Psyke.org

Daz

Untitled

Copyright, Daz

I stopped cutting two and a half months ago. Up until then I had been self harming from early January of this year. The ‘tools’ that I used to inflict pain on myself included mostly knives, razors and scissors, and often sharp pieces of metal or metal wire and glass.

Why did I start? I don’t know. A different alternative. A way out. It helped me keep in touch with reality. But most importantly it took me away from reality, it allowed me to feel and become free for a short amount of time. I guess you could say I liked the fact that I could control something so dangerous.

Nothing bad has ever happened whilst I was cutting, no hospitalisations, no suicide attempts. It was just my little thing.

Phases → habits
habits → addictions
addictions → illness

So what do I do every day? I spend prolonged times of sleeping. I like sleeping. I isolate myself from people, from the few friends I have, from my distanced family. I like my cat though. He’s the only one who knows how I feel. We share things in common. Sleeping. I think I might have some kind of obsession with going to la la land.

It’s just my imagination I whisper to myself. I pretend I am not alive to this day. I hide. I cry. But I do not cut. Anymore. I don’t know why I stopped. I didn’t care anymore. I didn’t want to hurt myself I just wanted to be gone. I wanted the real thing, not the sample. But I haven’t got enough guts.

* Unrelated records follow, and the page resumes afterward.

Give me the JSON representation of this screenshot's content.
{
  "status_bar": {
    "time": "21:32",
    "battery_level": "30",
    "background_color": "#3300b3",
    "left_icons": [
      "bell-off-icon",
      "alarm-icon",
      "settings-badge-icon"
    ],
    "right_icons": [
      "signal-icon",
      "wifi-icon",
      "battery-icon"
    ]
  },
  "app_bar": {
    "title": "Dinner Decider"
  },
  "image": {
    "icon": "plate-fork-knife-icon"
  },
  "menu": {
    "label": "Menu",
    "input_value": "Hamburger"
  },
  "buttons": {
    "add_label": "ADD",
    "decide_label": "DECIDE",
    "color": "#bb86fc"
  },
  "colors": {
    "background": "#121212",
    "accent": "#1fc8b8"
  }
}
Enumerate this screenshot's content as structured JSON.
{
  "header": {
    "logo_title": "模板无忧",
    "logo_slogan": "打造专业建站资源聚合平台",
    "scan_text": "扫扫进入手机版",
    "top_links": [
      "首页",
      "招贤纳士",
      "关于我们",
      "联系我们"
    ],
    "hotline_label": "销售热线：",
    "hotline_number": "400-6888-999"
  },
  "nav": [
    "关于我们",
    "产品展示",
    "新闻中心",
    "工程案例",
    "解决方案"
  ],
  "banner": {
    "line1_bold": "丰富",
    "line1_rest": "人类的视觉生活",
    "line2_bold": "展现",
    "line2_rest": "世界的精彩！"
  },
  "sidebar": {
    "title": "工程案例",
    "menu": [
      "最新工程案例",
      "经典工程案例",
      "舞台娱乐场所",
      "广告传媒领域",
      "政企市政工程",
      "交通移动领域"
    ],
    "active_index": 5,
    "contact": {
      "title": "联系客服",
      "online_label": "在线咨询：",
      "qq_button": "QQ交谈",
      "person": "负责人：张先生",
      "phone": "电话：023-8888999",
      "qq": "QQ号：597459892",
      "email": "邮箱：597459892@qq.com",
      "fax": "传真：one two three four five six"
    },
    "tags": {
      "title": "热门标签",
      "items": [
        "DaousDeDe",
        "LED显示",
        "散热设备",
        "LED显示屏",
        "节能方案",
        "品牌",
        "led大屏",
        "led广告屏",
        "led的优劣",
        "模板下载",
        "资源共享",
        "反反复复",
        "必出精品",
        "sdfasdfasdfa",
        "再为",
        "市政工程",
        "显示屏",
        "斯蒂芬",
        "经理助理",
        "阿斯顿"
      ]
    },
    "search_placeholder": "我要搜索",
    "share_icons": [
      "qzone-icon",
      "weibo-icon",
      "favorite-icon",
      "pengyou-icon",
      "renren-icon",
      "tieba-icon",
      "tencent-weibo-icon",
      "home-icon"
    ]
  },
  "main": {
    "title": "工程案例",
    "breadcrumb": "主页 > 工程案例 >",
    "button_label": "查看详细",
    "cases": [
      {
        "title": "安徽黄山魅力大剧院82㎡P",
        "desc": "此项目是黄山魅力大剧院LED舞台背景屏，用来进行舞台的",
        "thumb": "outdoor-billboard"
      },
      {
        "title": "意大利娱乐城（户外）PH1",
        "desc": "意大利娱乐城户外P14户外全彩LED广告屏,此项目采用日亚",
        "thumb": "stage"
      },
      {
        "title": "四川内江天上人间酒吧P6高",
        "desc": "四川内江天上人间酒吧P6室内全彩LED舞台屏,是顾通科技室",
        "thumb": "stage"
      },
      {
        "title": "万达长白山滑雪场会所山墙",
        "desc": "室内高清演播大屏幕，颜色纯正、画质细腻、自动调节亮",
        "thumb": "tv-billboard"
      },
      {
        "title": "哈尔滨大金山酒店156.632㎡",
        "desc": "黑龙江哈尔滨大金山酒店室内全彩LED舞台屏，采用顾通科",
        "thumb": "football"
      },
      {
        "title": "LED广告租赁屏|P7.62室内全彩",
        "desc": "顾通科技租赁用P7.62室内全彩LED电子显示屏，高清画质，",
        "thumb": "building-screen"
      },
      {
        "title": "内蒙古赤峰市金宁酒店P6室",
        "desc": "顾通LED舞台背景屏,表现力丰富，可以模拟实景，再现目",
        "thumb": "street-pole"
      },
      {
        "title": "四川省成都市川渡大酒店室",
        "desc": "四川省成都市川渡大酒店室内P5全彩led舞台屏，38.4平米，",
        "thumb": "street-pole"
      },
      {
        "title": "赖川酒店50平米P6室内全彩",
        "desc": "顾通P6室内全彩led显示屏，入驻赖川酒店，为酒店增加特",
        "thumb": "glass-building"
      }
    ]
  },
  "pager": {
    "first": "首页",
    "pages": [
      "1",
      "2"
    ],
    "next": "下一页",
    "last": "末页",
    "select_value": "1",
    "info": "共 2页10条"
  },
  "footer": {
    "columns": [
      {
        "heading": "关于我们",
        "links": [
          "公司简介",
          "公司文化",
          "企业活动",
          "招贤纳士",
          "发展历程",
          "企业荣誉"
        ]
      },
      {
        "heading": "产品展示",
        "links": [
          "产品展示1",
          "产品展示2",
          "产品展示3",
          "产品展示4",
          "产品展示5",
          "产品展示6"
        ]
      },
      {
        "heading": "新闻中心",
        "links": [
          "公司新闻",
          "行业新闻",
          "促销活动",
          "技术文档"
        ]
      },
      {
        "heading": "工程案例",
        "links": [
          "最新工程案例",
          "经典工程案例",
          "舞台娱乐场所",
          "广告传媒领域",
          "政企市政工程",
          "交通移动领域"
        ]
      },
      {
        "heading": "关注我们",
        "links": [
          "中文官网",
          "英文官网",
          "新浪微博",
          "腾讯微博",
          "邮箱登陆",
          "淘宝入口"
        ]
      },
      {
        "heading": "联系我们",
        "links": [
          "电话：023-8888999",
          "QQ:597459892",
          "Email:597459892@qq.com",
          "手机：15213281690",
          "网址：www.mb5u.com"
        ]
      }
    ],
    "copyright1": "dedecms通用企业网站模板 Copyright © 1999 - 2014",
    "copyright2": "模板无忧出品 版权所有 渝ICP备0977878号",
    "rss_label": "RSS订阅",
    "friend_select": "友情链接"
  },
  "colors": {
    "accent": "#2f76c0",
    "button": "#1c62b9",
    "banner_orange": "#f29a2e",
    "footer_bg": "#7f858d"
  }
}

My mother read my journal a few months back. Yelled at me for wanting to die. Didn’t do a thing. Oh well. Anyway I don’t know if this story is going off track or not, so moving on…

I believe I am a horrible person. I don’t know why. I don’t know a lot of things. I hate myself so freaking much. The last thing I cut on myself said ‘FAILURE’. Other things I’ve carved in but are unreadable anymore are: Ugly, bitch, fuck, I hate me. And countless gashes and slices all over my thighs, hips, ankles and arms.

What drove me to do this to myself is myself, my mind, my thoughts. I created them. I remember every hateful thing said against me. I store it in my mind, and I turn myself against myself.

I couldn’t handle much more one day at school, I ran out of class and sat in the girls toilets bawling my eyes out. My friends involved the school counsellor and I nearly told her to fuck off. I had a few sessions with her. Didn’t tell her much, she thought I’d stopped and so she stopped talking to me. Thank God.

I keep a burden inside of me. My past. I have only told less than five people. I hate telling anyone anything to do with my childhood. And I can’t even bring myself to let it out on here. But it’s not about letting stuff out here, it’s about a story.

Now I’m wondering if I will self harm again. It’s an option that’s there. Will I take it? Who knows, well I think that’s the end of my story, hardly made much sense, sorry.